Review: This book helped to get me back on track with writing and the artist within me. I started a writing course in 1993 through the LongRidge Writers group. I paid nearly a thousand dollars to have a proven author criticize the punctuation and characterization methods of my writing. In the Right to Write, for less than $15.00 I learned that we each have an inherent right to write, to be artists. Julia Cameron has become my latest teacher. Her books, The Right to Write, The Artist's Way, and the Vein of Gold, have given me courage and Morning Pages have begun to awaken the writer and Artist Child in me. Thank you Julia Cameron.

Rating: 5 stars
Summary: Inspiration--and great gossip
Review: Until I read The Right to Write, I preferred to read about writing rather than actually do it. This book has become an inspiring friend -- Julia Cameron knows how to encourage the timid and soothe the perfectionist procrastinator. It works for me. And I'm almost embarrassed to add how much I love the personal information and teasers that Ms. Cameron adds to her essays -- the way she felt when her marriage to Scorsese ended due to his affair, and later marriage, to her former best friend, her discussion of moving away from a professional collaboration that no longer seems like the right fit.

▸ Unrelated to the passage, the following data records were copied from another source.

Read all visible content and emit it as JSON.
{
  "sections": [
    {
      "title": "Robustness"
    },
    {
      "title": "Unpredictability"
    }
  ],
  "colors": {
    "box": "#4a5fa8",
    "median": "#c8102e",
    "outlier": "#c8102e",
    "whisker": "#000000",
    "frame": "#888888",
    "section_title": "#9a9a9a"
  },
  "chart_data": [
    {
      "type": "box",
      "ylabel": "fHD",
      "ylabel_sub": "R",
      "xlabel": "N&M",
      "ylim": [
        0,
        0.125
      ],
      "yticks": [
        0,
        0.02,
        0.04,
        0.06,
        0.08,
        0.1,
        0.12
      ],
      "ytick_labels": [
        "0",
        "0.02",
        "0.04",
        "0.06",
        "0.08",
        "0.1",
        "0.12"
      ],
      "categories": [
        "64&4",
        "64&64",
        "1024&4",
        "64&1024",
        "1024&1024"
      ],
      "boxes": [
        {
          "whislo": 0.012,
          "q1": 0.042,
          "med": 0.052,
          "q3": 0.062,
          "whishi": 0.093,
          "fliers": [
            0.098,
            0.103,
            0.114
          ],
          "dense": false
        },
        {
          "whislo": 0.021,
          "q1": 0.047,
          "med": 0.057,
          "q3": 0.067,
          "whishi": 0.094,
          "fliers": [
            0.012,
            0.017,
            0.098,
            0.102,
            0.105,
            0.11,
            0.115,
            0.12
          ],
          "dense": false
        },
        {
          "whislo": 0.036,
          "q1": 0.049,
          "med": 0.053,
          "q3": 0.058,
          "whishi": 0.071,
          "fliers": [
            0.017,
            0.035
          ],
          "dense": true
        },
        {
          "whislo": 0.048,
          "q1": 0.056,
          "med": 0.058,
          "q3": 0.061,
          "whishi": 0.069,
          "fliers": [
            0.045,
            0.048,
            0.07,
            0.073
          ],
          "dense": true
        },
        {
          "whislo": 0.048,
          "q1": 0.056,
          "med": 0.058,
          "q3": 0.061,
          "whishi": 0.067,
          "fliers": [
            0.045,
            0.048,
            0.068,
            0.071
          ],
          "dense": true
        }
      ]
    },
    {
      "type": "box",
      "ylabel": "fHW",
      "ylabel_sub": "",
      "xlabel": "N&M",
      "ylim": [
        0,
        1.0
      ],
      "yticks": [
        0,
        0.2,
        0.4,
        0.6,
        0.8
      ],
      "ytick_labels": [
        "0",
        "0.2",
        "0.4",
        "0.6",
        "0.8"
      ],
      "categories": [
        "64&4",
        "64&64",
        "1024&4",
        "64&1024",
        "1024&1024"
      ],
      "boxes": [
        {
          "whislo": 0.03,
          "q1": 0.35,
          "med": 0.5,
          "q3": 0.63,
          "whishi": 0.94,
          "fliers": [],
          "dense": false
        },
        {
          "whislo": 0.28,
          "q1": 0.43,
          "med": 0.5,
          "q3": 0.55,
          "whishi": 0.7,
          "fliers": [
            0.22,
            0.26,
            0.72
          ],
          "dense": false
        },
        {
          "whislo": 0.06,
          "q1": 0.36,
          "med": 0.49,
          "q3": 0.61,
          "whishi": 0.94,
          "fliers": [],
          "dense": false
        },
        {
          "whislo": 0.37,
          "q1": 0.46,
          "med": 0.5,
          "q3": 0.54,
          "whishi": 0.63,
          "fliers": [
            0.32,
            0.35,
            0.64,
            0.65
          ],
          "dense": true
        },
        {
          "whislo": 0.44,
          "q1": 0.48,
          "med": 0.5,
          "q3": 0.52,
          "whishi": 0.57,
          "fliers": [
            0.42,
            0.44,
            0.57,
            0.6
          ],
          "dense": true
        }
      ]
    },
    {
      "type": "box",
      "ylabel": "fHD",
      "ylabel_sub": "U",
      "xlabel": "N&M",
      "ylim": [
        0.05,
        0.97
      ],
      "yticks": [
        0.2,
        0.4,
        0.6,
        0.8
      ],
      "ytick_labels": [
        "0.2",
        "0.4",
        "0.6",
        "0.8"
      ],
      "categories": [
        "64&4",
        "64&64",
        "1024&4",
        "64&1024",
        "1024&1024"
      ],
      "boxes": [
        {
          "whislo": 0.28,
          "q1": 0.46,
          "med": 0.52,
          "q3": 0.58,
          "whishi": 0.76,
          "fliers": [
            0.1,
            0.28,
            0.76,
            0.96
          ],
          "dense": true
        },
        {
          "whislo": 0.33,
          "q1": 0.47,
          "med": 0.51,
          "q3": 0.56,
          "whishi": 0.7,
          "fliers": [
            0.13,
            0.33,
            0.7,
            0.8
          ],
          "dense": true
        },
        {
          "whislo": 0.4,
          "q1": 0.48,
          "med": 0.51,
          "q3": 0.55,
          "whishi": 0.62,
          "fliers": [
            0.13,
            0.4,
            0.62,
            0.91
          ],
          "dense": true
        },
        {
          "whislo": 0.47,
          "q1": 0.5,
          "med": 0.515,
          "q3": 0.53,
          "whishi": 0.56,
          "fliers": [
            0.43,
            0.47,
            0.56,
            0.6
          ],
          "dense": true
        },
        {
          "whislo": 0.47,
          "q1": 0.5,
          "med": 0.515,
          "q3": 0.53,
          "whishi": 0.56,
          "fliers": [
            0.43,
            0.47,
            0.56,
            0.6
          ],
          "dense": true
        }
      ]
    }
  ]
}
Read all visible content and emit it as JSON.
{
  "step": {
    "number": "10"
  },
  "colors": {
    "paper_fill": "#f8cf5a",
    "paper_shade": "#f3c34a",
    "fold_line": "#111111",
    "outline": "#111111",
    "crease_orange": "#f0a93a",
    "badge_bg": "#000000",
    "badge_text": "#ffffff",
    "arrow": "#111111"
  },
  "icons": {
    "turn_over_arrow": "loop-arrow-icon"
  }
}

Does she mean Mark Bryan? Tim Wheater? Which of the two Davids that she cites in the acknowledgment is the one who faxed her constantly from Europe? And will they still be together by her next book? Who was the nasty Great Writer at her dinner party? It's great stuff and I love it all. Do not miss this book.

Rating: 5 stars
Summary: Essential
Review: If you want to know where to send what you write, buy Writers' Market. Go to seminars and workshops that editors attend. If you need an agent, go to the Literary Marketplace. But if you want to know about the spirit that moves writers to write, then buy this book and be grateful that Julia Cameron knows how to pass on her wisdom.

Rating: 2 stars
Summary: A feel-good book
Review: If you're the kind of writer who needs someone to hold your hand and give you "permission" to write then this book is fine. But after you have "permission" and you're sitting there waiting to write something someone will want to read, then read authors Marcia Yudkin and Donna Elizabeth Boetig. They provide both inspiration and information. Not only will you have "permission" to write but you'll know what to write and where to publish. These last two authors were the best I've ever read in the writing genre.

Rating: 5 stars
Summary: Julia encourages freedom and sanity at the same time.
Review: After I decided to commit to the writing life I found Ms. Cameron's book. I wasn't sure it was what I wanted because I believed I needed some more practical, concrete advice than she at first appeared to give. Thank goodness I bought the book anyway. I appreciate tremendously the fact that she encourages us to write, write, write no matter what, and to totally trust ourselves in the process. I have always been something of a rebel, wanting to do things my own way even if nobody else was doing it that way. It takes a book like this to allow people to be their truest individual selves and to learn the most important lesson in writing and in life itself. We are valuable just as we are, and we can be successful with that because we trust that whoever we are is just right. No, she doesn't go into detail with how-to's which have served to intimidate and squelch some genius talents. She opens the door to find our own inner genius, and to let it out fearlessly. Thanks, Julia, for the reminder.